In Re MF

742 So. 2d 490 | Fla. Dist. Ct. App. | 1999

742 So. 2d 490 (1999)

In the Interest of M.F., and M.F., children.
R.F., Appellant,
v.
State of Florida, Department of Children and Families, Appellee.

No. 98-04163.

District Court of Appeal of Florida, Second District.

October 1, 1999.

*491 Richard C. Reinhart of Reinhart & Moreland, Bradenton, for Appellant.

Robert A. Butterworth, Attorney General, Tallahassee, and Dyann W. Beaty, Assistant Attorney General, Tampa, for Appellee.

PER CURIAM.

R.F. (the Father) appeals the trial court's order adjudicating his two minor children, M.F. and M.F., dependent following his conviction for attempted sexual battery on a stepdaughter who was under the age of twelve years. Although the Father raises four issues in this appeal, we address only the issue of whether evidence of sexual abuse of one child is sufficient evidence of abuse or neglect of a sibling to support an adjudication of dependency. We answer this question in the affirmative and find no error in the trial court.

The abuse of one child may provide cause for termination of the parental rights or adjudication of dependency as to a sibling if there is a substantial likelihood of future abuse and neglect of the sibling if that child were returned to the parent. See § 39.464(1)(e), Fla. Stat. (1997); Padgett v. Department of Health & Rehabilitative Servs., 577 So. 2d 565, 571 (Fla.1991). In cases involving sexual abuse, the Third District has found the act of sexual abuse of a child sufficient in itself to establish a substantial likelihood of future abuse and neglect of a sibling. See E.B. v. Department of Children & Family Servs., 733 So. 2d 1145, 1146 (Fla. 3d DCA 1999). However, the Fifth District has required additional evidence of a likelihood that the parent will similarly abuse the other children. See, e.g., Eddy v. Department of Children & Family Servs., 704 So. 2d 734, 736 (Fla. 5th DCA 1998) ("Additional evidence such as testimony from a mental health specialist that the parent or custodian suffers from an untreatable problem would provide the nexus between the prior abuse and the allegation of prospective abuse."); Denson v. Department of Health & Rehabilitative Servs., 661 So. 2d 934, 936 (Fla. 5th DCA 1995); Palmer v. Department of Health & Rehabilitative Servs., 547 So. 2d 981, 984 (Fla. 5th DCA 1989).

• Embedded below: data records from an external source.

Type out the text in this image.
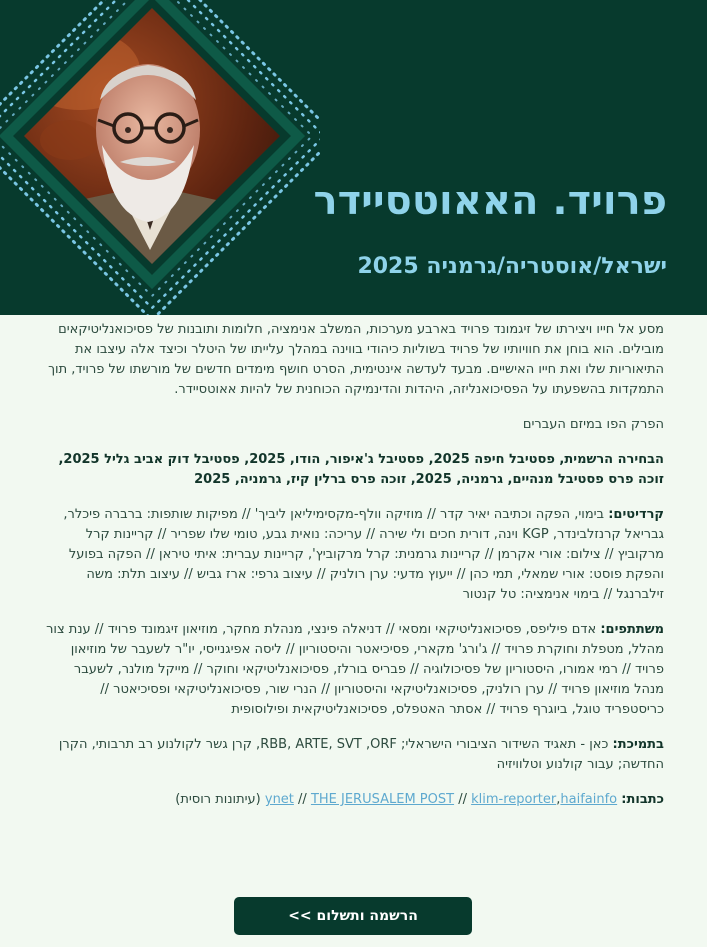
פרויד. האאוטסיידר
ישראל/אוסטריה/גרמניה 2025

מסע אל חייו ויצירתו של זיגמונד פרויד בארבע מערכות, המשלב אנימציה, חלומות ותובנות של פסיכואנליטיקאים מובילים. הוא בוחן את חוויותיו של פרויד בשוליות כיהודי בווינה במהלך עלייתו של היטלר וכיצד אלה עיצבו את התיאוריות שלו ואת חייו האישיים. מבעד לעדשה אינטימית, הסרט חושף מימדים חדשים של מורשתו של פרויד, תוך התמקדות בהשפעתו על הפסיכואנליזה, היהדות והדינמיקה הכוחנית של להיות אאוטסיידר.

הפרק הפו במיזם העברים

הבחירה הרשמית, פסטיבל חיפה 2025, פסטיבל ג'איפור, הודו, 2025, פסטיבל דוק אביב גליל 2025, זוכה פרס פסטיבל מנהיים, גרמניה, 2025, זוכה פרס ברלין קיז, גרמניה, 2025

קרדיטים: בימוי, הפקה וכתיבה יאיר קדר // מוזיקה וולף-מקסימיליאן ליביך' // מפיקות שותפות: ברברה פיכלר, גבריאל קרנזלבינדר, KGP וינה, דורית חכים ולי שירה // עריכה: נואית גבע, טומי שלו שפריר // קריינות קרל מרקוביץ // צילום: אורי אקרמן // קריינות גרמנית: קרל מרקוביץ', קריינות עברית: איתי טיראן // הפקה בפועל והפקת פוסט: אורי שמאלי, תמי כהן // ייעוץ מדעי: ערן רולניק // עיצוב גרפי: ארז גביש // עיצוב תלת: משה זילברנגל // בימוי אנימציה: טל קנטור

משתתפים: אדם פיליפס, פסיכואנליטיקאי ומסאי // דניאלה פינצי, מנהלת מחקר, מוזיאון זיגמונד פרויד // ענת צור מהלל, מטפלת וחוקרת פרויד // ג'ורג' מקארי, פסיכיאטר והיסטוריון // ליסה אפיגנייסי, יו"ר לשעבר של מוזיאון פרויד // רמי אמורו, היסטוריון של פסיכולוגיה // פבריס בורלז, פסיכואנליטיקאי וחוקר // מייקל מולנר, לשעבר מנהל מוזיאון פרויד // ערן רולניק, פסיכואנליטיקאי והיסטוריון // הנרי שור, פסיכואנליטיקאי ופסיכיאטר // כריסטפריד טוגל, ביוגרף פרויד // אסתר האטפלס, פסיכואנליטיקאית ופילוסופית

בתמיכת: כאן - תאגיד השידור הציבורי הישראלי; RBB, ARTE, SVT ,ORF, קרן גשר לקולנוע רב תרבותי, הקרן החדשה; עבור קולנוע וטלוויזיה

כתבות: ynet // THE JERUSALEM POST // klim-reporter,haifainfo (עיתונות רוסית)

הרשמה ותשלום >>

In this case, the only evidence the Department of Children and Families presented to support an adjudication of dependency as to M.F. and M.F. was a copy of the Father's conviction for sexual abuse of the stepdaughter. We adopt the holding of the Third District that this evidence alone is sufficient to support an adjudication of dependency as to M.F. and M.F. This holding is supported by studies showing that the act of sexual abuse itself provides evidence of a likelihood of sexual abuse of other children. See generally Robert Teir & Kevin McCoy, Approaches to Sexual Predators: Community Notification and Civil Commitment, 23 New Eng. J. on Crim. & Civ. Confinement 405, 408 (1997) (discussing the recidivism rate among child molesters); M.C. Henderson & S.C. Kalichman, Sexually Deviant Behavior and Schitzotypy: A Theoretical Perspective with Supportive Data, 61 Psychiatric Q. 273, 273 (1990). We recognize that our holding today is in direct conflict with the Fifth District and certify conflict accordingly.

Affirmed.

THREADGILL, A.C.J., and PARKER and SALCINES, JJ., Concur.